Yes, Health and Wellness Programs Are Worth Your Investment
Workplace wellness is evolving. Health programs that were once gym memberships and free seminars have grown into more creative, comprehensive offerings — health screenings and risk assessments, coaching, online wellness solutions, and more.
As health and wellness programs evolve, more companies are realizing their value. In a survey on wellness initiatives, the Society for Human Resource Management found 76 percent of organizations offered employees health and wellness resources. Some companies — Google and Zappos, for instance — are known for their unique wellness programs, granting employees time for activities like golf or laser tagging, or encouraging employees to educate co-workers on their expertise.

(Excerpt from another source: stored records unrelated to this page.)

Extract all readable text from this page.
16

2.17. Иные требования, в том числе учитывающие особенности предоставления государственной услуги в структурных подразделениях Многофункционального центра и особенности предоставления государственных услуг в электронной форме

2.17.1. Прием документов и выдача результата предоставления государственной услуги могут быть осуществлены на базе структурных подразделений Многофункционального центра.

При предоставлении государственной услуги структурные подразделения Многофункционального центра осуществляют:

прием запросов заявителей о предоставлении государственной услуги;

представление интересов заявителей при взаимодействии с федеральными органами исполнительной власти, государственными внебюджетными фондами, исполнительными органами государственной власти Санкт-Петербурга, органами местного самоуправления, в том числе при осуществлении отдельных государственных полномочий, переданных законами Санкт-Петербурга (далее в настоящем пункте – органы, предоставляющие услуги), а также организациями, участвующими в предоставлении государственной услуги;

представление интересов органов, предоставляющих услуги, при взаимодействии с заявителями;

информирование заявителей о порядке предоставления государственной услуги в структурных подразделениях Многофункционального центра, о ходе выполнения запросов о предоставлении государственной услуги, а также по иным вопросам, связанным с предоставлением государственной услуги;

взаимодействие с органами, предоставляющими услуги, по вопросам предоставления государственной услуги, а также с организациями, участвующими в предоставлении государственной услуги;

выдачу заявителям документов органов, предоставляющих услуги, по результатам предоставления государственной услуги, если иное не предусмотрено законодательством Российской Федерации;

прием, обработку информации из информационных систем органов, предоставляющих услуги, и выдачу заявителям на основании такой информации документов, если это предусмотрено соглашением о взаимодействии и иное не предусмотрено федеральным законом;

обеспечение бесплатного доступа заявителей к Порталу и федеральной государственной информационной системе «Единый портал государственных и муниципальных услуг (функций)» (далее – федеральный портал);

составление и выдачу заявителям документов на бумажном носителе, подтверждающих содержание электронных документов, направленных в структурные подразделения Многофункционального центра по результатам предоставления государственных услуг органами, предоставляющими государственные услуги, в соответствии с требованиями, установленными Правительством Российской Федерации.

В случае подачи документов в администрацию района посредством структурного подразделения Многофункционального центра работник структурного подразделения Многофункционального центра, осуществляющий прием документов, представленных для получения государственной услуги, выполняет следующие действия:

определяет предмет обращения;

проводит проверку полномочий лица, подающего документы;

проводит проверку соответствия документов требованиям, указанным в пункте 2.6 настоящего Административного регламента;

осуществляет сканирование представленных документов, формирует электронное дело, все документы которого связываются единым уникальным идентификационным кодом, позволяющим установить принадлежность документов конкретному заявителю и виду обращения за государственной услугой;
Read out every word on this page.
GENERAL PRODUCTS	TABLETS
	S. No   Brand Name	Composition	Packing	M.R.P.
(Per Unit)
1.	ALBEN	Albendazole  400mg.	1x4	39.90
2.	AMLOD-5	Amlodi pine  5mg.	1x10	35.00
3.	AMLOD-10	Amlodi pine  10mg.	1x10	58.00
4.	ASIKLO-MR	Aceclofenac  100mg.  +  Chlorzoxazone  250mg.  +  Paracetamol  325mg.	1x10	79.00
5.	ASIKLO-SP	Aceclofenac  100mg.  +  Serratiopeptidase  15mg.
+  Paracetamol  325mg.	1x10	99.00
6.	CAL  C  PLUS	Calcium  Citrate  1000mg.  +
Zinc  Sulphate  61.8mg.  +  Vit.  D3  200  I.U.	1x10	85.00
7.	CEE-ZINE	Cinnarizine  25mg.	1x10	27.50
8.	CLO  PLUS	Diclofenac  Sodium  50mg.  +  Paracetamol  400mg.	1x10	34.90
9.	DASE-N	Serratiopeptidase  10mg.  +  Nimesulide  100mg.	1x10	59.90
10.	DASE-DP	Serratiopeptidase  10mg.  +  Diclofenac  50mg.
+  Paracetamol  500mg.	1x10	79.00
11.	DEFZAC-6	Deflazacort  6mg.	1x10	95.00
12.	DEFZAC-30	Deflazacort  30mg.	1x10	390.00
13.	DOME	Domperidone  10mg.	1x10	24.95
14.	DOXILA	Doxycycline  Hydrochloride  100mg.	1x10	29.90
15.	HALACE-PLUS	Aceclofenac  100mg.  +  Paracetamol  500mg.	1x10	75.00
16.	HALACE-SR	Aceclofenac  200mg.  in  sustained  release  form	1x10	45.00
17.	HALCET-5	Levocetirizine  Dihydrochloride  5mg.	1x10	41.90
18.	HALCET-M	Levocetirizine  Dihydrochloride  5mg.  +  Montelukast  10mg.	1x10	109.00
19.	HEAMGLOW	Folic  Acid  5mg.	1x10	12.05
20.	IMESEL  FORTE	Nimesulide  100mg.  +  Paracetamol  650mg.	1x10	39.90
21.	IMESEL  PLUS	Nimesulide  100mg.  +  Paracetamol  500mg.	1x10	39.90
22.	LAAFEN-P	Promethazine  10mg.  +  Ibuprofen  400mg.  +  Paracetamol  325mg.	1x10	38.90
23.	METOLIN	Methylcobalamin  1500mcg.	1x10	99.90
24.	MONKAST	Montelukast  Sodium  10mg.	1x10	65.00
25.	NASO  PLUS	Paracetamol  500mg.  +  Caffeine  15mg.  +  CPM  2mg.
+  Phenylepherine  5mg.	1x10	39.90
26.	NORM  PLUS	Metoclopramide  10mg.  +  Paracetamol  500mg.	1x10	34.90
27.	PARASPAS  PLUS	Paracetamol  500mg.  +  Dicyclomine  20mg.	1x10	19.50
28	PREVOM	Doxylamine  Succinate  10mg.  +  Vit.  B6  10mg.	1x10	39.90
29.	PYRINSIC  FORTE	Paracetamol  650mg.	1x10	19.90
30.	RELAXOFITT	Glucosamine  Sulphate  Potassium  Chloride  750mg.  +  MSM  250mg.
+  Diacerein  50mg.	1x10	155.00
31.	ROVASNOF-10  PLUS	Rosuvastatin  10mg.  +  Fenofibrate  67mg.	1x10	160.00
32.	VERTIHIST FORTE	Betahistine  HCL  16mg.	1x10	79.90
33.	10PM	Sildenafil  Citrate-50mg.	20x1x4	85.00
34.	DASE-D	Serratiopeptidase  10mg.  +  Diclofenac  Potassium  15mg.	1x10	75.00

But even as their popularity increases, some employers shy away from such programs. They might prioritize other business initiatives, fear the cost of implementing a program, or doubt employees will participate. Of course, those are valid concerns. A wellness program might seem like a low priority next to marketing initiatives and sales goals.
Not every company has the time or resources that Google or Zappos do to create out-of-this-world wellness initiatives, but that doesn’t mean business leaders should forego a program altogether.
Wellness programs don’t just benefit employees’ health; they’re also an investment. When leaders take time to carefully design and implement wellness programs, both the business and employees see results.
Bring Wellness to Your Workplace
Not convinced? These four reasons should whet your appetite for a scrumptious wellness initiative:
- Increased employee satisfaction
To be well is to be happy. Who doesn’t love the feeling after a great workout? But with a corporate wellness program, the satisfaction boost spreads well beyond the gym.
The 2016 Aflac Workforces report found that employees who are offered wellness programs tend to report higher job satisfaction and be happier with their employers.
Psst — this also has financial perks. Employees who are happier perform better, and increased performance equals a better bottom line. With a healthier and more engaged workforce, you’ll see a decrease in absenteeism and spend less on sick pay.
- Boosted savings and ROI
Organizations consistently see return on their wellness programs. One case study conducted by the National Business Coalition on Health revealed a $3 return for every $1 spent on a wellness initiative at the University of Louisville, while a Harvard Business Review article reported one company enjoyed a $6 return for every dollar spent.
In practice, wellness programs can save companies millions. Johnson & Johnson estimated wellness programs have saved the company $250 million on healthcare costs over the past decade, resulting in a $2.71 return for every dollar spent. Since 1995, the amount of J&J smokers decreased by more than two-thirds, and the amount of workers with high blood pressure or who led sedentary lifestyles decreased by more than 50 percent.
To lift wellness programs’ ROI even further, many health insurance companies offer incentives to organizations with healthy employees. At-home tests are inexpensive and can effectively prove a team is healthy, leading insurers to decrease the organization’s monthly premiums.
With wellness programs, price shouldn’t be a deal breaker. They have upfront costs, of course, but they’re also proven to bring healthy returns.
- Strengthened team morale
When employees feel good, team morale and confidence surge. Giving employees opportunities to be active, go for a walk, and participate in community work together helps them bond while also improving workplace skills like stress management and critical thinking.
Google’s “Googler to Googler” teaching program, for instance, teaches employees new skills and connects co-workers to one another. Employees from across teams who might not otherwise encounter one another can connect and share ideas, building a more cohesive, collaborative team.
- Improved community involvement
By participating in local walks and working with nonprofits, your employees become invested in the community. When others ask your team members why they’re volunteering, they’ll share your company name and build valuable connections. It’s a win-win for your company, employees, and community.
Whether it’s spending funds on sick pay or missing out on healthcare savings, unhealthy employees affect your bottom line one way or another. But with a healthy workforce, you’ll enjoy increased productivity, reduced healthcare costs, and decreased absenteeism. Consider wellness programs the low-hanging fruit to boost your bottom line.